It’s hard when your doppelganger dies. Rest in peace Burt Reynolds.
I woke up screaming from the nightmare. I had discovered that the author of that anonymous Times op-ed piece, that self-proclaimed savior of the nation, was Rick Perry.
The email from a cooking website proclaimed: “How to Make an Oreo.” Why would you want to?
A cliché I just heard. The man told me that he was having golf clubs loaded into his sports car. He opened the passenger door for the attendant and said, “The clubs are too big for the back end.” The attendant replied, “Your golf clubs don’t fit into the trunk of your Mercedes. Now there is a first world problem.”
What are the second world countries?
How many hummingbirds does it take to make a meal?

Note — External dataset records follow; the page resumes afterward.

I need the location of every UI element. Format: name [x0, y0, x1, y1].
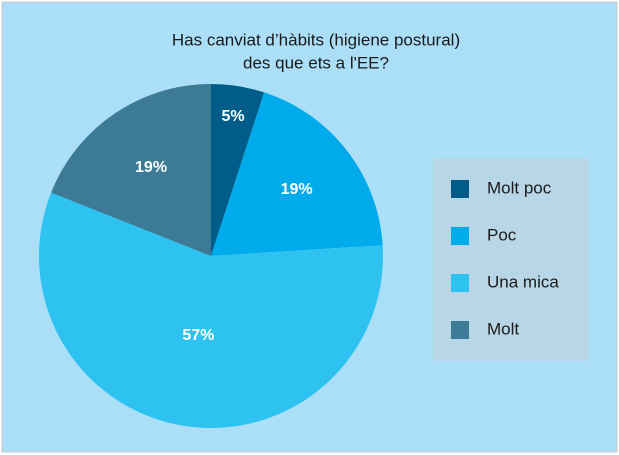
legend-label: Poc [487, 225, 517, 244]
pie-slice [211, 84, 265, 256]
legend-label: Molt poc [487, 178, 552, 197]
data-label: 57% [182, 327, 214, 344]
data-label: 19% [135, 159, 167, 176]
legend-swatch [451, 274, 469, 292]
pie-slice [211, 92, 383, 257]
chart-title: des que ets a l'EE? [243, 53, 389, 72]
legend-label: Molt [487, 319, 519, 338]
data-label: 5% [222, 108, 245, 125]
data-label: 19% [281, 181, 313, 198]
pie-slice [38, 192, 384, 429]
legend-swatch [451, 227, 469, 245]
legend-swatch [451, 321, 469, 339]
legend-label: Una mica [487, 272, 559, 291]
legend-swatch [451, 180, 469, 198]
pie-slice [51, 84, 211, 256]
chart-title: Has canviat d’hàbits (higiene postural) [172, 30, 460, 49]
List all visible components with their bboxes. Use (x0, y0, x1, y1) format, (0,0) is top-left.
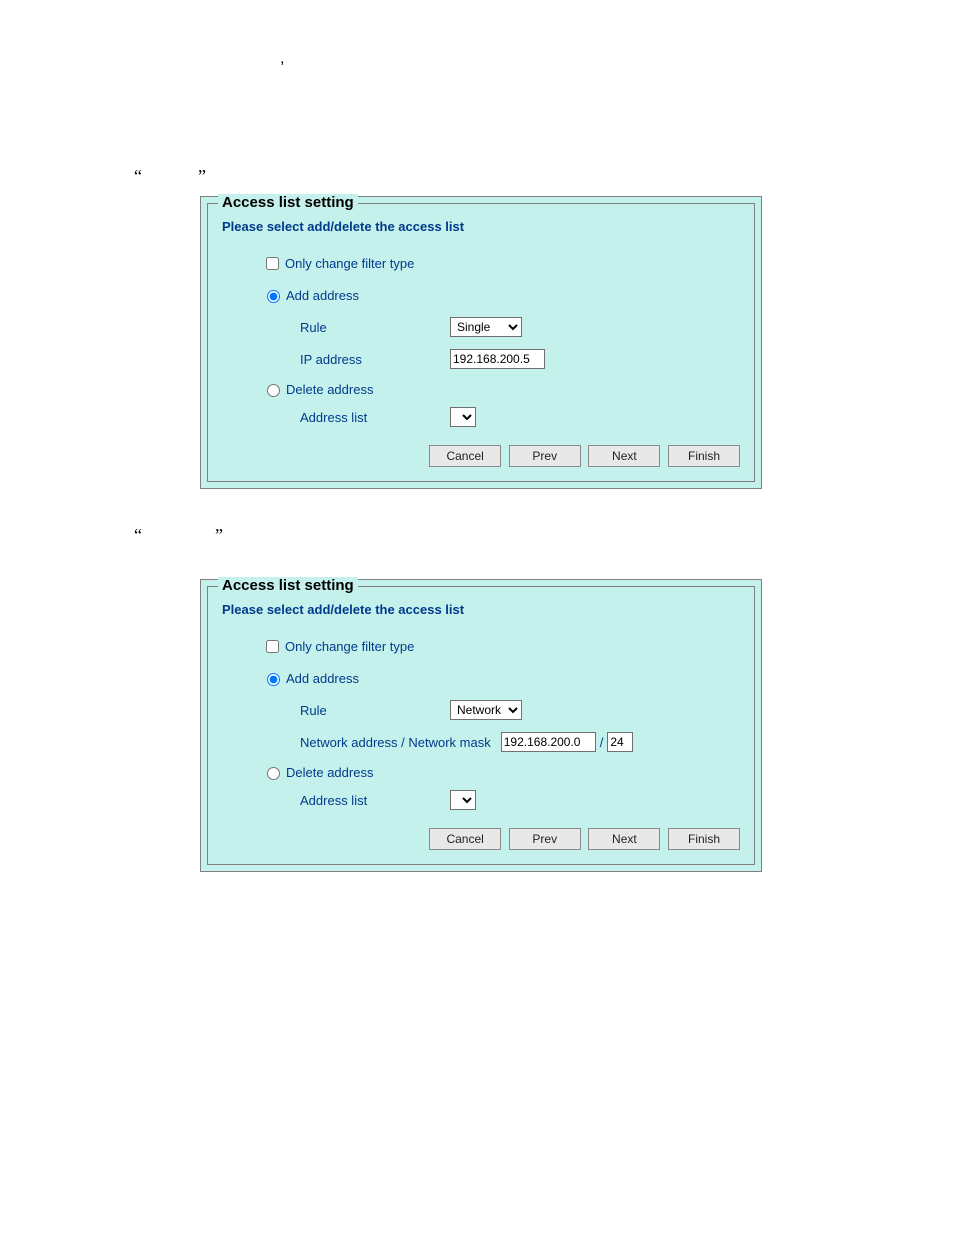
add-address-label: Add address (286, 288, 359, 303)
network-address-input[interactable] (501, 732, 596, 752)
next-button[interactable]: Next (588, 828, 660, 850)
add-address-row: Add address (262, 287, 740, 303)
cancel-button[interactable]: Cancel (429, 445, 501, 467)
address-list-row: Address list (300, 790, 740, 810)
close-quote-icon: ” (198, 166, 206, 187)
instruction-text: Please select add/delete the access list (222, 602, 740, 617)
access-list-fieldset: Access list setting Please select add/de… (207, 203, 755, 482)
address-list-label: Address list (300, 410, 450, 425)
rule-select[interactable]: Single (450, 317, 522, 337)
address-list-select[interactable] (450, 407, 476, 427)
only-change-filter-checkbox[interactable] (266, 257, 279, 270)
fieldset-legend: Access list setting (218, 577, 358, 594)
delete-address-radio[interactable] (267, 384, 280, 397)
delete-address-row: Delete address (262, 764, 740, 780)
rule-row: Rule Single (300, 317, 740, 337)
only-change-filter-label: Only change filter type (285, 639, 414, 654)
network-label: Network address / Network mask (300, 735, 491, 750)
rule-select[interactable]: Network (450, 700, 522, 720)
network-mask-input[interactable] (607, 732, 633, 752)
delete-address-radio[interactable] (267, 767, 280, 780)
mask-slash: / (600, 735, 604, 750)
address-list-label: Address list (300, 793, 450, 808)
add-address-radio[interactable] (267, 673, 280, 686)
only-change-filter-row: Only change filter type (262, 254, 740, 273)
open-quote-icon: “ (134, 525, 142, 546)
instruction-text: Please select add/delete the access list (222, 219, 740, 234)
only-change-filter-checkbox[interactable] (266, 640, 279, 653)
address-list-row: Address list (300, 407, 740, 427)
close-quote-icon: ” (215, 525, 223, 546)
access-list-panel-single: Access list setting Please select add/de… (200, 196, 762, 489)
quote-row-1: “ ” (0, 160, 954, 190)
stray-comma: , (280, 50, 284, 68)
ip-row: IP address (300, 349, 740, 369)
next-button[interactable]: Next (588, 445, 660, 467)
rule-label: Rule (300, 703, 450, 718)
page: , “ ” Access list setting Please select … (0, 0, 954, 1102)
ip-label: IP address (300, 352, 450, 367)
only-change-filter-label: Only change filter type (285, 256, 414, 271)
delete-address-label: Delete address (286, 765, 373, 780)
access-list-fieldset: Access list setting Please select add/de… (207, 586, 755, 865)
add-address-radio[interactable] (267, 290, 280, 303)
only-change-filter-row: Only change filter type (262, 637, 740, 656)
rule-row: Rule Network (300, 700, 740, 720)
stray-comma-row: , (0, 50, 954, 70)
quote-row-2: “ ” (0, 519, 954, 549)
cancel-button[interactable]: Cancel (429, 828, 501, 850)
button-row: Cancel Prev Next Finish (222, 445, 740, 467)
delete-address-label: Delete address (286, 382, 373, 397)
finish-button[interactable]: Finish (668, 828, 740, 850)
delete-address-row: Delete address (262, 381, 740, 397)
add-address-row: Add address (262, 670, 740, 686)
finish-button[interactable]: Finish (668, 445, 740, 467)
network-row: Network address / Network mask / (300, 732, 740, 752)
address-list-select[interactable] (450, 790, 476, 810)
access-list-panel-network: Access list setting Please select add/de… (200, 579, 762, 872)
add-address-label: Add address (286, 671, 359, 686)
open-quote-icon: “ (134, 166, 142, 187)
rule-label: Rule (300, 320, 450, 335)
ip-input[interactable] (450, 349, 545, 369)
button-row: Cancel Prev Next Finish (222, 828, 740, 850)
prev-button[interactable]: Prev (509, 828, 581, 850)
prev-button[interactable]: Prev (509, 445, 581, 467)
fieldset-legend: Access list setting (218, 194, 358, 211)
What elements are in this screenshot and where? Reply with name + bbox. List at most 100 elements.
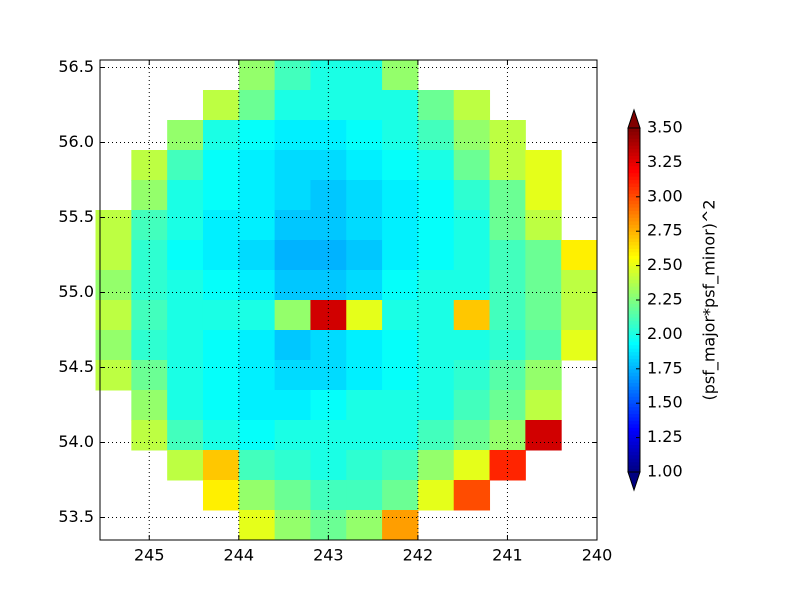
heatmap-cell (310, 90, 347, 121)
heatmap-cell (453, 390, 491, 421)
colorbar-swatch (628, 231, 640, 236)
heatmap-cell (489, 240, 526, 271)
heatmap-cell (525, 420, 562, 451)
colorbar-swatch (628, 330, 640, 335)
y-tick-label: 54.5 (58, 357, 94, 376)
heatmap-cell (525, 300, 562, 331)
heatmap-cell (274, 270, 311, 301)
colorbar-swatch (628, 382, 640, 387)
heatmap-cell (167, 150, 204, 181)
heatmap-cell (238, 480, 276, 511)
colorbar-swatch (628, 217, 640, 222)
heatmap-cell (167, 300, 204, 331)
colorbar-swatch (628, 368, 640, 373)
heatmap-cell (382, 420, 419, 451)
colorbar-swatch (628, 128, 640, 132)
heatmap-cell (382, 240, 419, 271)
heatmap-cell (167, 420, 204, 451)
heatmap-cell (417, 450, 455, 481)
y-tick-label: 54.0 (58, 432, 94, 451)
heatmap-cell (561, 300, 598, 331)
heatmap-cell (167, 120, 204, 151)
colorbar-swatch (628, 172, 640, 177)
heatmap-cell (167, 360, 204, 391)
x-tick-label: 242 (403, 546, 434, 565)
heatmap-cell (346, 300, 383, 331)
colorbar-swatch (628, 324, 640, 329)
heatmap-cell (95, 330, 132, 361)
heatmap-cell (310, 270, 347, 301)
heatmap-cell (417, 150, 455, 181)
colorbar-swatch (628, 403, 640, 408)
colorbar-swatch (628, 406, 640, 411)
heatmap-cell (167, 240, 204, 271)
heatmap-cell (346, 510, 383, 541)
colorbar-label: (psf_major*psf_minor)^2 (700, 199, 720, 400)
colorbar-swatch (628, 293, 640, 298)
y-tick-label: 56.0 (58, 132, 94, 151)
colorbar-swatch (628, 420, 640, 425)
colorbar-swatch (628, 152, 640, 157)
colorbar-swatch (628, 423, 640, 428)
heatmap-cell (382, 150, 419, 181)
heatmap-cell (489, 120, 526, 151)
heatmap-cell (238, 510, 276, 541)
colorbar-swatch (628, 210, 640, 215)
colorbar-swatch (628, 176, 640, 181)
colorbar-tick-label: 2.25 (647, 290, 683, 309)
heatmap-cell (131, 270, 168, 301)
colorbar-swatch (628, 186, 640, 191)
colorbar-swatch (628, 379, 640, 384)
heatmap-cell (453, 450, 491, 481)
colorbar-swatch (628, 341, 640, 346)
heatmap-cell (346, 60, 383, 91)
heatmap-cell (525, 180, 562, 211)
heatmap-cell (346, 270, 383, 301)
heatmap-cell (202, 300, 240, 331)
heatmap-cell (238, 60, 276, 91)
colorbar-tick-label: 2.00 (647, 324, 683, 343)
plot-frame (99, 59, 598, 541)
heatmap-cell (346, 90, 383, 121)
colorbar-swatch (628, 200, 640, 205)
heatmap-cell (238, 270, 276, 301)
colorbar-swatch (628, 327, 640, 332)
heatmap-cell (274, 420, 311, 451)
heatmap-cell (453, 480, 491, 511)
heatmap-cell (417, 360, 455, 391)
heatmap-cell (274, 150, 311, 181)
colorbar-swatch (628, 399, 640, 404)
heatmap-cell (310, 450, 347, 481)
heatmap-cell (489, 270, 526, 301)
colorbar-swatch (628, 296, 640, 301)
heatmap-cell (274, 240, 311, 271)
heatmap-cell (417, 300, 455, 331)
colorbar-swatch (628, 238, 640, 243)
heatmap-cell (382, 300, 419, 331)
heatmap-cell (167, 450, 204, 481)
heatmap-cell (202, 360, 240, 391)
x-tick-label: 245 (134, 546, 165, 565)
heatmap-cell (238, 90, 276, 121)
heatmap-cell (382, 510, 419, 541)
heatmap-cell (453, 210, 491, 241)
heatmap-cell (131, 210, 168, 241)
heatmap-cell (489, 360, 526, 391)
heatmap-cell (382, 390, 419, 421)
heatmap-cell (310, 390, 347, 421)
heatmap-cell (453, 360, 491, 391)
heatmap-cell (525, 330, 562, 361)
heatmap-cell (274, 480, 311, 511)
colorbar-swatch (628, 148, 640, 153)
colorbar-swatch (628, 234, 640, 239)
heatmap-cell (417, 210, 455, 241)
heatmap-cell (202, 450, 240, 481)
colorbar-swatch (628, 434, 640, 439)
colorbar-swatch (628, 258, 640, 263)
heatmap-cell (489, 210, 526, 241)
heatmap-cell (346, 150, 383, 181)
colorbar-tick-label: 3.00 (647, 186, 683, 205)
heatmap-cell (274, 510, 311, 541)
heatmap-cell (453, 120, 491, 151)
heatmap-cell (202, 390, 240, 421)
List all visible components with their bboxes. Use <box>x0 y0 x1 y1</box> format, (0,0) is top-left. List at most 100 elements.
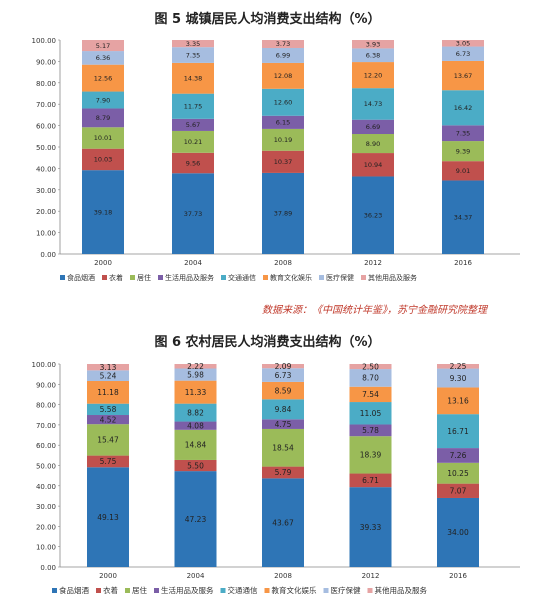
data-label: 11.05 <box>360 409 382 418</box>
data-label: 3.05 <box>456 40 470 48</box>
bar-segment <box>262 128 304 151</box>
y-tick-label: 10.00 <box>36 544 56 552</box>
y-tick-label: 60.00 <box>36 442 56 450</box>
bar-segment <box>87 370 129 381</box>
bar-segment <box>352 119 394 135</box>
legend-entry: 居住 <box>137 273 151 282</box>
bar-segment <box>262 47 304 63</box>
data-label: 7.54 <box>362 390 379 399</box>
bar-segment <box>262 466 304 479</box>
legend-entry: 教育文化娱乐 <box>272 585 317 595</box>
data-label: 3.93 <box>366 40 380 48</box>
legend-swatch <box>361 275 366 280</box>
bar-segment <box>87 364 129 371</box>
data-label: 5.75 <box>100 457 117 466</box>
legend-swatch <box>158 275 163 280</box>
data-label: 13.16 <box>447 397 469 406</box>
y-tick-label: 0.00 <box>40 251 56 259</box>
legend-swatch <box>263 275 268 280</box>
chart-title-urban: 图 5 城镇居民人均消费支出结构（%） <box>154 12 381 27</box>
bar-segment <box>174 368 217 381</box>
legend-swatch <box>264 588 270 593</box>
data-label: 6.38 <box>366 51 380 59</box>
data-label: 9.39 <box>456 147 470 155</box>
x-tick-label: 2004 <box>184 259 202 267</box>
bar-segment <box>262 419 304 429</box>
legend-entry: 生活用品及服务 <box>165 273 214 282</box>
bar-segment <box>174 380 217 404</box>
legend-swatch <box>52 588 57 593</box>
bar-segment <box>87 380 129 404</box>
bar-segment <box>442 141 484 162</box>
data-label: 8.59 <box>275 386 292 395</box>
y-tick-label: 40.00 <box>36 165 56 173</box>
bar-segment <box>82 170 124 254</box>
data-label: 4.52 <box>100 415 117 424</box>
legend-entry: 医疗保健 <box>326 273 354 282</box>
data-label: 5.58 <box>100 405 117 414</box>
data-label: 39.18 <box>94 208 113 216</box>
y-tick-label: 50.00 <box>36 463 56 471</box>
bar-segment <box>437 448 479 463</box>
data-label: 11.75 <box>184 102 203 110</box>
data-label: 9.56 <box>186 159 200 167</box>
x-tick-label: 2016 <box>454 259 472 267</box>
legend-swatch <box>323 588 329 593</box>
bar-segment <box>262 478 304 567</box>
data-label: 34.37 <box>454 213 473 221</box>
bar-segment <box>437 387 479 415</box>
data-label: 5.79 <box>275 468 292 477</box>
bar-segment <box>352 88 394 120</box>
data-label: 37.73 <box>184 210 203 218</box>
data-label: 36.23 <box>364 211 383 219</box>
bar-segment <box>174 421 217 430</box>
legend-swatch <box>125 588 130 593</box>
x-tick-label: 2012 <box>362 572 380 580</box>
x-tick-label: 2000 <box>94 259 112 267</box>
data-label: 6.73 <box>456 50 470 58</box>
bar-segment <box>172 173 214 254</box>
bar-segment <box>82 108 124 128</box>
data-label: 16.71 <box>447 427 469 436</box>
bar-segment <box>349 364 392 370</box>
data-label: 13.67 <box>454 72 473 80</box>
data-label: 9.84 <box>275 405 292 414</box>
data-label: 5.78 <box>362 426 379 435</box>
data-label: 18.54 <box>272 444 294 453</box>
data-label: 11.18 <box>97 388 119 397</box>
legend-entry: 食品烟酒 <box>67 273 95 282</box>
y-tick-label: 20.00 <box>36 523 56 531</box>
data-label: 10.21 <box>184 138 203 146</box>
legend-swatch <box>130 275 135 280</box>
bar-segment <box>349 369 392 387</box>
bar-segment <box>174 459 217 472</box>
bar-segment <box>349 386 392 403</box>
bar-segment <box>437 364 479 369</box>
bar-segment <box>172 152 214 174</box>
bar-segment <box>82 40 124 52</box>
x-tick-label: 2008 <box>274 572 292 580</box>
legend-entry: 衣着 <box>109 273 123 282</box>
data-label: 7.90 <box>96 96 110 104</box>
data-label: 9.30 <box>450 374 467 383</box>
bar-segment <box>87 467 129 567</box>
data-label: 43.67 <box>272 518 294 527</box>
bar-segment <box>172 62 214 94</box>
bar-segment <box>87 403 129 416</box>
data-label: 15.47 <box>97 436 119 445</box>
legend-swatch <box>220 588 226 593</box>
legend-swatch <box>96 588 101 593</box>
data-label: 2.50 <box>362 362 379 371</box>
bar-segment <box>349 473 392 488</box>
x-tick-label: 2000 <box>99 572 117 580</box>
legend-swatch <box>221 275 226 280</box>
bar-segment <box>172 40 214 48</box>
bar-segment <box>437 462 479 484</box>
data-label: 8.70 <box>362 374 379 383</box>
data-label: 6.69 <box>366 123 380 131</box>
data-label: 6.15 <box>276 119 290 127</box>
bar-segment <box>437 483 479 498</box>
data-label: 6.36 <box>96 54 110 62</box>
bar-segment <box>174 403 217 422</box>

It was a Subaru Outback stopped at the light in front of me. I was shocked when the driver tossed a spent cigarette out the window of a Subaru.
Swamps can be drained. Swamps can also be filled in. When they are filled in, it matters what is put into them.
In August, a half hour after sundown, a cacophonous, stereophonic symphony of cicadas led by an invisible conductor breaks out. The spouse does not like this music. For me it is a sound of summer. When that music ends, summer is over.
The Bible is supposedly timeless. It applies to the present age just as much as to the time when it was written. But surely some of its imagery needs updating, I thought about that when I heard the television preacher’s benediction referred to the King of Kings. Is it meaningful to be labeled the king of the present-day kings? The world has few powerful monarchs today. The Kings of Belgium, Spain, Morocco, the Netherlands, Tonga, Cambodia do not have the kind of authority kings had when the Bible was being written. Then kings were absolute rulers. However, there are more than a few people around today who are “invested with or claiming to exercise absolute authority.” That is a definition of an “autocrat.” In today’s terms, Jesus (or is it Jehovah?) should be labeled Autocrat of Autocrats.
“It is the test of a good religion whether you can make a joke about it.” G.K. Chesterton
The politically active woman said our President was elected because of white men. “Maybe,” was the reply, “but his election had a lot to do with a white woman.” (In any event, didn’t a majority of white women vote for Donald Trump?)
He “never acknowledge[ed] that the general culture is often stupid or evil and would vote out God in favor of the devil if he fed them back their hate and fear in a way that made them feel righteous.” Charles Frazier, Varina.